Die Liste der Vorwürfe ist lang. So sollen pflegebedürftige Bewohner sich wund gelegen haben, weil sie nicht fachgerecht gebettet wurden. Andere hätten Durst, weil niemand ihnen Getränke reiche. In mit Urin verunreinigten Betten würde die Wäsche nicht ausgetauscht. Ein Bewohner habe tagelang im eigenem Kot gelegen, weil der Beutel für einen offenen Darmausgang gefehlt habe. Vielfach seien den Bewohnern alte Speisen aufgetischt worden, auf Fotos von der Einrichtung wird Ungeziefer dokumentiert.

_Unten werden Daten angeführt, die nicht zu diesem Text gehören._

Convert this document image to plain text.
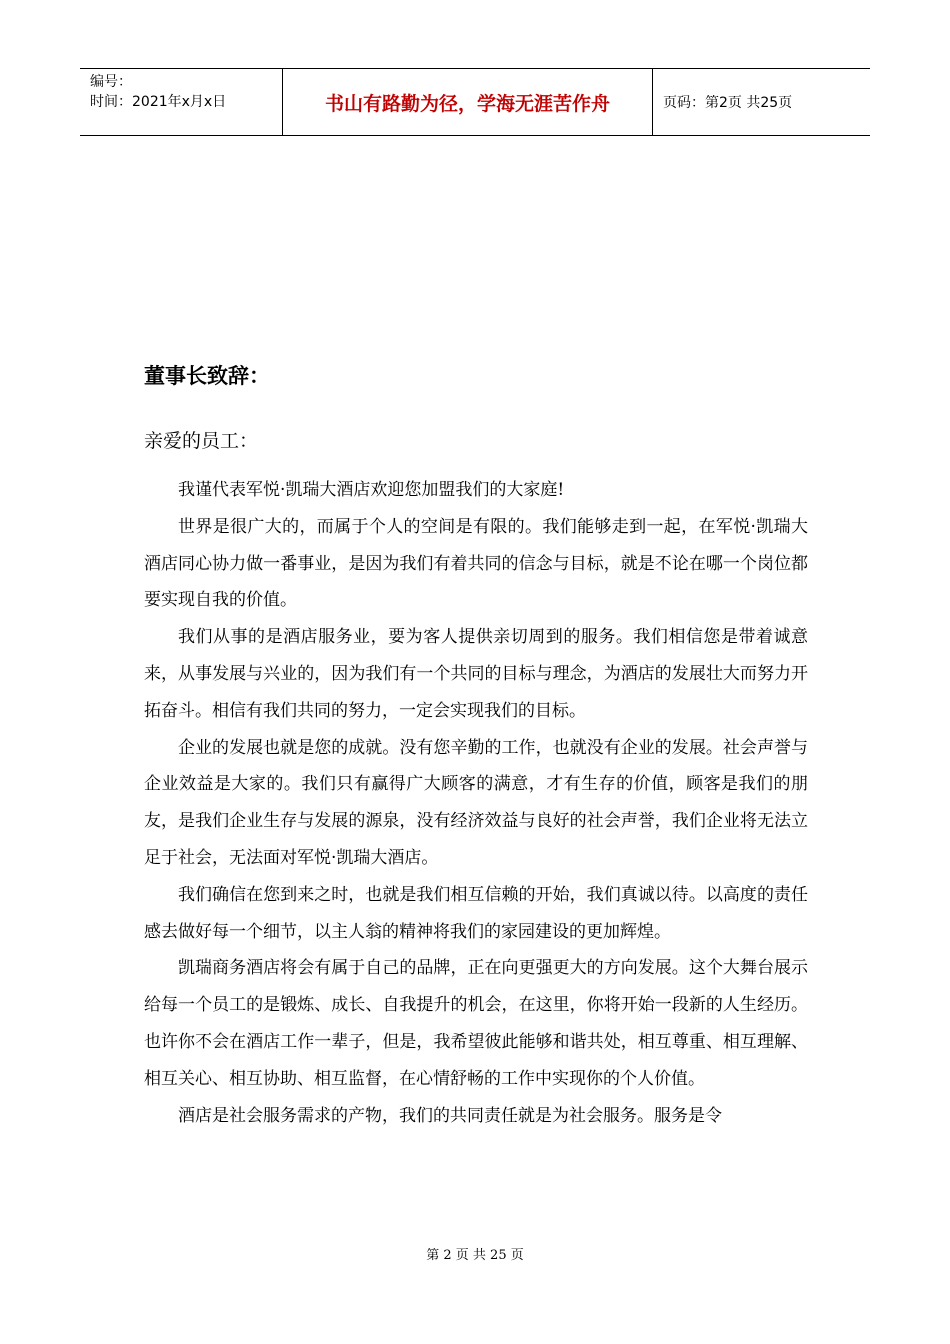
编号：
时间：2021年x月x日	书山有路勤为径，学海无涯苦作舟	页码：第2页 共25页
董事长致辞：

亲爱的员工：

我谨代表军悦·凯瑞大酒店欢迎您加盟我们的大家庭!

世界是很广大的，而属于个人的空间是有限的。我们能够走到一起，在军悦·凯瑞大酒店同心协力做一番事业，是因为我们有着共同的信念与目标，就是不论在哪一个岗位都要实现自我的价值。

我们从事的是酒店服务业，要为客人提供亲切周到的服务。我们相信您是带着诚意来，从事发展与兴业的，因为我们有一个共同的目标与理念，为酒店的发展壮大而努力开拓奋斗。相信有我们共同的努力，一定会实现我们的目标。

企业的发展也就是您的成就。没有您辛勤的工作，也就没有企业的发展。社会声誉与企业效益是大家的。我们只有赢得广大顾客的满意，才有生存的价值，顾客是我们的朋友，是我们企业生存与发展的源泉，没有经济效益与良好的社会声誉，我们企业将无法立足于社会，无法面对军悦·凯瑞大酒店。

我们确信在您到来之时，也就是我们相互信赖的开始，我们真诚以待。以高度的责任感去做好每一个细节，以主人翁的精神将我们的家园建设的更加辉煌。

凯瑞商务酒店将会有属于自己的品牌，正在向更强更大的方向发展。这个大舞台展示给每一个员工的是锻炼、成长、自我提升的机会，在这里，你将开始一段新的人生经历。也许你不会在酒店工作一辈子，但是，我希望彼此能够和谐共处，相互尊重、相互理解、相互关心、相互协助、相互监督，在心情舒畅的工作中实现你的个人价值。

酒店是社会服务需求的产物，我们的共同责任就是为社会服务。服务是令

第 2 页 共 25 页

Nach den Enthüllungen des Hessischen Rundfunks melden sich nun zahlreiche Menschen aus dem Einzugsgebiet des Senders zu Wort und prangern ähnliche Zustände auch in anderen hessischen Häusern an. »Ich habe genau dieses Heim von 2009 bis 2012 mit Medikamenten beliefert und damals schon gesagt, dass die Zustände dort unmenschlich sind. Es hat mir aber keiner wirklich zugehört und/oder es hat keinen interessiert«, beschreibt eine Frau im sozialen Netzwerk Facebook ihre Erfahrung mit dem »Haus am Rosengarten«, das dem Curata-Konzern angegliedert ist. Und weiter: »Mir treibt es noch die Tränen in die Augen, wenn ich an die Menschen denke, die damals dort gelebt haben und heute noch leben müssen.« Bereits vor Jahren hatte das zum Pflegekonzern »Casa Reha« gehörende Frankfurter Haus »An den Niddaauen« wegen ähnlicher Vorwürfe für negative Schlagzeilen gesorgt.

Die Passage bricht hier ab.